Cluster Exploration using Informative Manifold Projections
Stavros Gerolymatos, Xenophon Evangelopoulos, Vladimir Gusev, John Y. Goulermas
TL;DR
IMAPCE introduces an informative-manifold-projection framework for cluster exploration by jointly removing prior-knowledge structure and enforcing meaningful separation through a bi-objective loss on the Stiefel manifold. The method optimizes $f(\mathbf{V}) = \|\mathbf{X}-\mathbf{X}\mathbf{V}\mathbf{V}^T\|_F^2 - \alpha\|\mathbf{Y}-\mathbf{Y}\mathbf{V}\mathbf{V}^T\|_F^2 + \mu n \sum_{i=1}^{n}[\mathbf{x}_i^T\mathbf{V}(\mathbf{V}^T\mathbf{X}^T\mathbf{X}\mathbf{V})^{-1}\mathbf{V}^T\mathbf{x}_i]^2$ with $\mathbf{V}^T\mathbf{V}=\mathbf{I}$, and iteratively updates the prior data via a Dirichlet Process Gaussian Mixture Model to reveal progressively new structure. The approach is validated on synthetic data, UCI Adult data, and complex image datasets (MNIST/FMNSIT and CIFAR-100/FMNIST), outperforming ct-SNE, cPCA, and Fair-NeRV in both prior-removal and cluster-separation while remaining computationally efficient. This framework enables automated, interactive exploration of high-dimensional data by incorporating user-derived prior knowledge and guiding the discovery of latent patterns. Overall, IMAPCE advances scalable, informative visual analytics for high-dimensional clustering tasks.
Abstract
Dimensionality reduction (DR) is one of the key tools for the visual exploration of high-dimensional data and uncovering its cluster structure in two- or three-dimensional spaces.

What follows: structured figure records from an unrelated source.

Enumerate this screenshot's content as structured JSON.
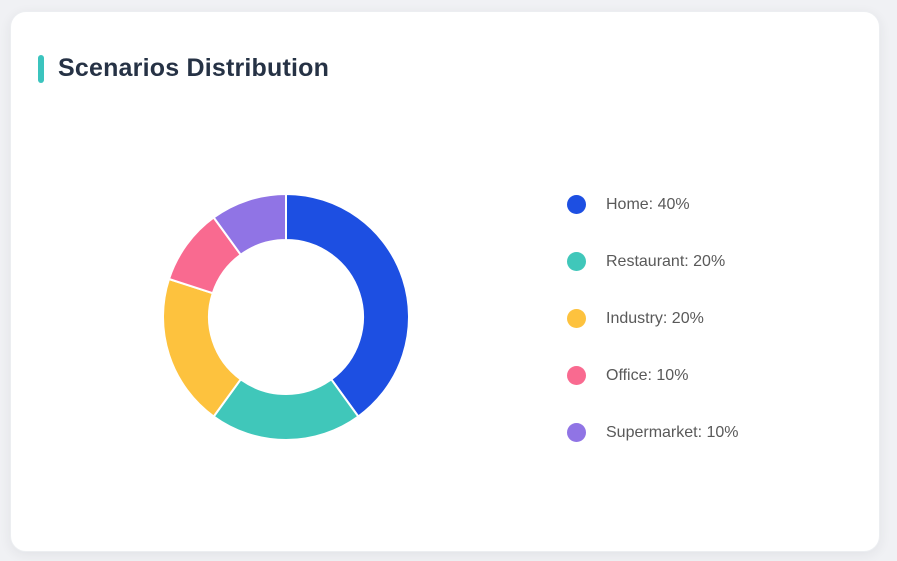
{
  "page": {
    "background_color": "#f0f1f4"
  },
  "card": {
    "title": "Scenarios Distribution",
    "accent_color": "#3bc4be",
    "background_color": "#ffffff"
  },
  "chart_data": {
    "type": "pie",
    "subtype": "donut",
    "title": "Scenarios Distribution",
    "start_angle_deg": 0,
    "direction": "clockwise",
    "inner_radius_ratio": 0.63,
    "categories": [
      "Home",
      "Restaurant",
      "Industry",
      "Office",
      "Supermarket"
    ],
    "values": [
      40,
      20,
      20,
      10,
      10
    ],
    "unit": "%",
    "colors": [
      "#1d4fe2",
      "#40c7ba",
      "#fdc23e",
      "#f96a90",
      "#9074e5"
    ],
    "legend": {
      "position": "right",
      "entries": [
        "Home: 40%",
        "Restaurant: 20%",
        "Industry: 20%",
        "Office: 10%",
        "Supermarket: 10%"
      ]
    }
  }
}
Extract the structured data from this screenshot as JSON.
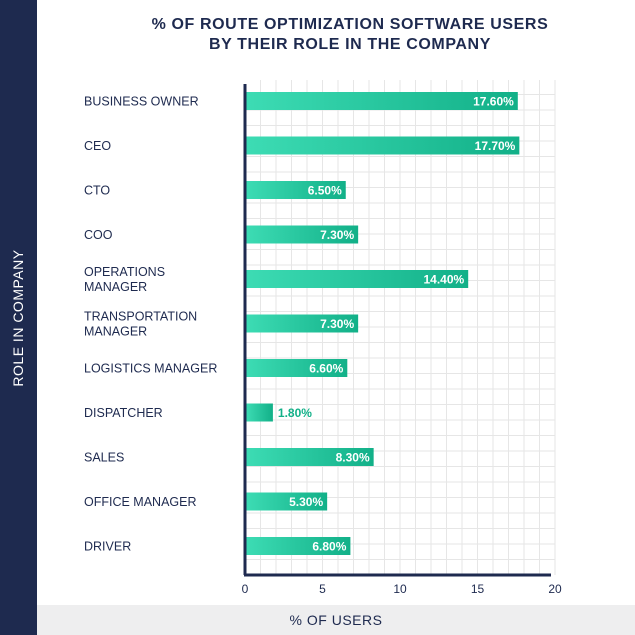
{
  "page": {
    "title_line1": "% OF ROUTE OPTIMIZATION SOFTWARE USERS",
    "title_line2": "BY THEIR ROLE IN THE COMPANY",
    "y_axis_label": "ROLE IN COMPANY",
    "x_axis_label": "% OF USERS"
  },
  "colors": {
    "navy": "#1e2a4f",
    "bar_start": "#3ddcb4",
    "bar_end": "#12b088",
    "label_inside": "#ffffff",
    "label_outside": "#12b088",
    "grid": "#e6e6e6",
    "category_text": "#1e2a4f"
  },
  "chart_data": {
    "type": "bar",
    "orientation": "horizontal",
    "title": "% OF ROUTE OPTIMIZATION SOFTWARE USERS BY THEIR ROLE IN THE COMPANY",
    "xlabel": "% OF USERS",
    "ylabel": "ROLE IN COMPANY",
    "xlim": [
      0,
      20
    ],
    "xticks": [
      0,
      5,
      10,
      15,
      20
    ],
    "grid": true,
    "categories": [
      [
        "BUSINESS OWNER"
      ],
      [
        "CEO"
      ],
      [
        "CTO"
      ],
      [
        "COO"
      ],
      [
        "OPERATIONS",
        "MANAGER"
      ],
      [
        "TRANSPORTATION",
        "MANAGER"
      ],
      [
        "LOGISTICS MANAGER"
      ],
      [
        "DISPATCHER"
      ],
      [
        "SALES"
      ],
      [
        "OFFICE MANAGER"
      ],
      [
        "DRIVER"
      ]
    ],
    "values": [
      17.6,
      17.7,
      6.5,
      7.3,
      14.4,
      7.3,
      6.6,
      1.8,
      8.3,
      5.3,
      6.8
    ],
    "value_labels": [
      "17.60%",
      "17.70%",
      "6.50%",
      "7.30%",
      "14.40%",
      "7.30%",
      "6.60%",
      "1.80%",
      "8.30%",
      "5.30%",
      "6.80%"
    ]
  }
}
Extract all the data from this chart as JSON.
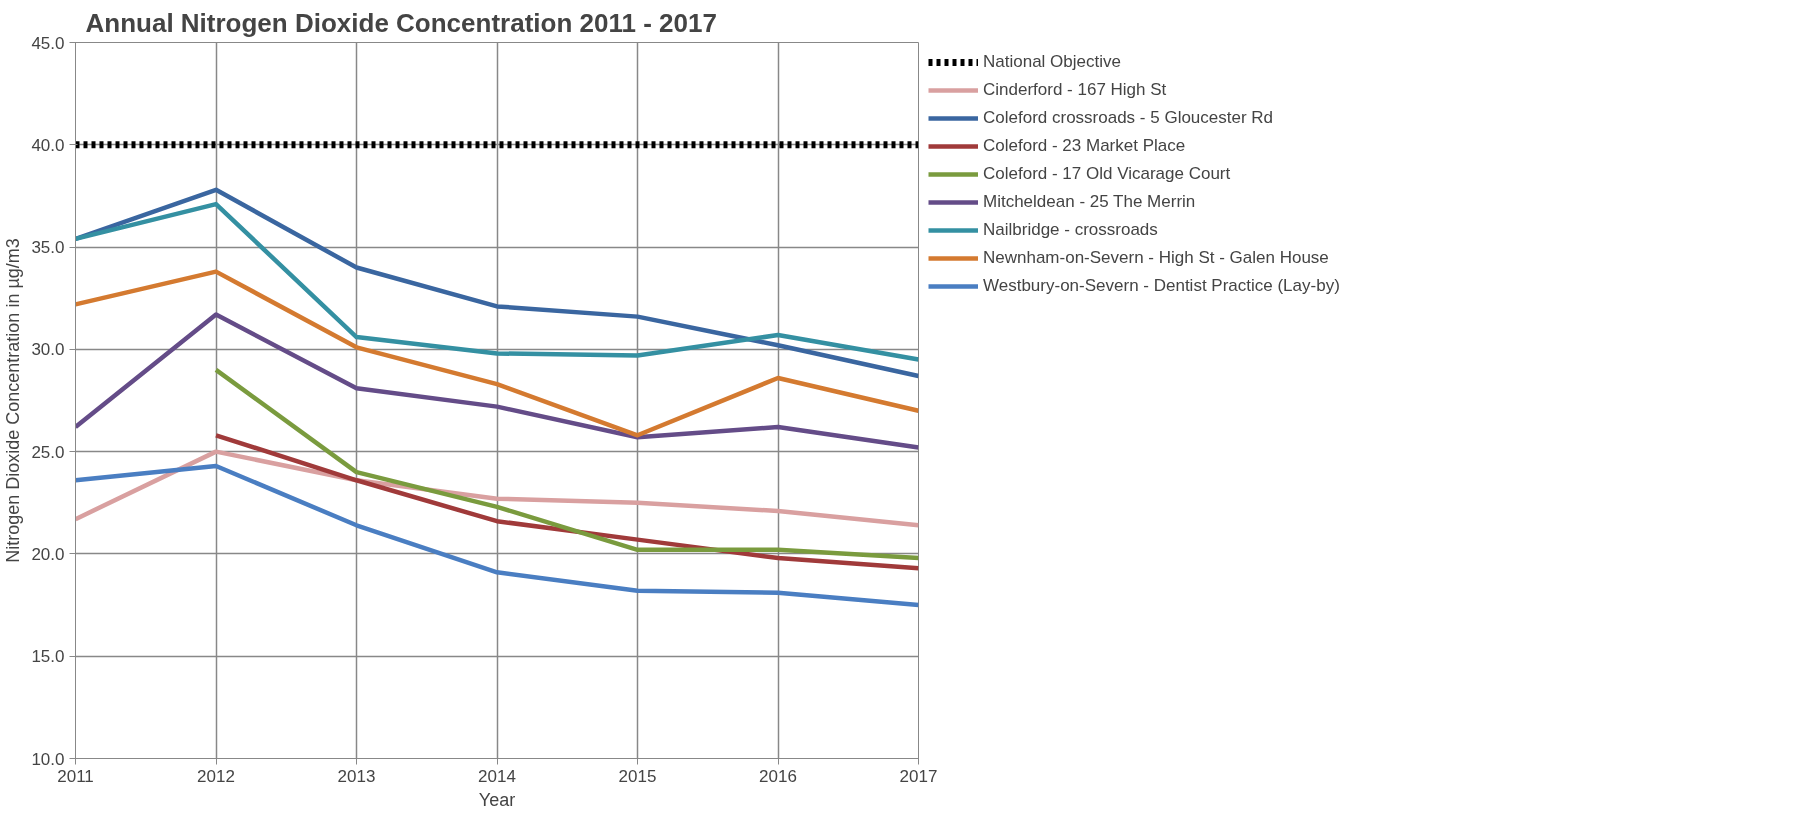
{
  "chart_data": {
    "type": "line",
    "title": "Annual Nitrogen Dioxide Concentration  2011 - 2017",
    "xlabel": "Year",
    "ylabel": "Nitrogen Dioxide Concentration in µg/m3",
    "x": [
      2011,
      2012,
      2013,
      2014,
      2015,
      2016,
      2017
    ],
    "xlim": [
      2011,
      2017
    ],
    "xticks": [
      2011,
      2012,
      2013,
      2014,
      2015,
      2016,
      2017
    ],
    "ylim": [
      10,
      45
    ],
    "yticks": [
      {
        "value": 10,
        "label": "10.0"
      },
      {
        "value": 15,
        "label": "15.0"
      },
      {
        "value": 20,
        "label": "20.0"
      },
      {
        "value": 25,
        "label": "25.0"
      },
      {
        "value": 30,
        "label": "30.0"
      },
      {
        "value": 35,
        "label": "35.0"
      },
      {
        "value": 40,
        "label": "40.0"
      },
      {
        "value": 45,
        "label": "45.0"
      }
    ],
    "grid": true,
    "legend": "right",
    "marker": "none",
    "line_style": "solid",
    "series": [
      {
        "name": "National Objective",
        "color": "#000000",
        "line_style": "dotted",
        "values": [
          40,
          40,
          40,
          40,
          40,
          40,
          40
        ]
      },
      {
        "name": "Cinderford - 167 High St",
        "color": "#d9a0a0",
        "values": [
          21.7,
          25.0,
          23.6,
          22.7,
          22.5,
          22.1,
          21.4
        ]
      },
      {
        "name": "Coleford crossroads - 5 Gloucester Rd",
        "color": "#3a66a0",
        "values": [
          35.4,
          37.8,
          34.0,
          32.1,
          31.6,
          30.2,
          28.7
        ]
      },
      {
        "name": "Coleford - 23 Market Place",
        "color": "#a03a3a",
        "values": [
          null,
          25.8,
          23.6,
          21.6,
          20.7,
          19.8,
          19.3
        ]
      },
      {
        "name": "Coleford - 17 Old Vicarage Court",
        "color": "#7a9b3e",
        "values": [
          null,
          29.0,
          24.0,
          22.3,
          20.2,
          20.2,
          19.8
        ]
      },
      {
        "name": "Mitcheldean - 25 The Merrin",
        "color": "#644c88",
        "values": [
          26.2,
          31.7,
          28.1,
          27.2,
          25.7,
          26.2,
          25.2
        ]
      },
      {
        "name": "Nailbridge - crossroads",
        "color": "#3490a2",
        "values": [
          35.4,
          37.1,
          30.6,
          29.8,
          29.7,
          30.7,
          29.5
        ]
      },
      {
        "name": "Newnham-on-Severn - High St - Galen House",
        "color": "#d47a30",
        "values": [
          32.2,
          33.8,
          30.1,
          28.3,
          25.8,
          28.6,
          27.0
        ]
      },
      {
        "name": "Westbury-on-Severn - Dentist Practice (Lay-by)",
        "color": "#4a7ec2",
        "values": [
          23.6,
          24.3,
          21.4,
          19.1,
          18.2,
          18.1,
          17.5
        ]
      }
    ]
  }
}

The vast majority of DR methods in the literature do not take into account any prior knowledge a practitioner may have regarding the dataset under consideration. We propose a novel method to generate informative embeddings which not only factor out the structure associated with different kinds of prior knowledge but also aim to reveal any remaining underlying structure. To achieve this, we employ a linear combination of two objectives: firstly, contrastive PCA that discounts the structure associated with the prior information, and secondly, kurtosis projection pursuit which ensures meaningful data separation in the obtained embeddings. We formulate this task as a manifold optimization problem and validate it empirically across a variety of datasets considering three distinct types of prior knowledge. Lastly, we provide an automated framework to perform iterative visual exploration of high-dimensional data.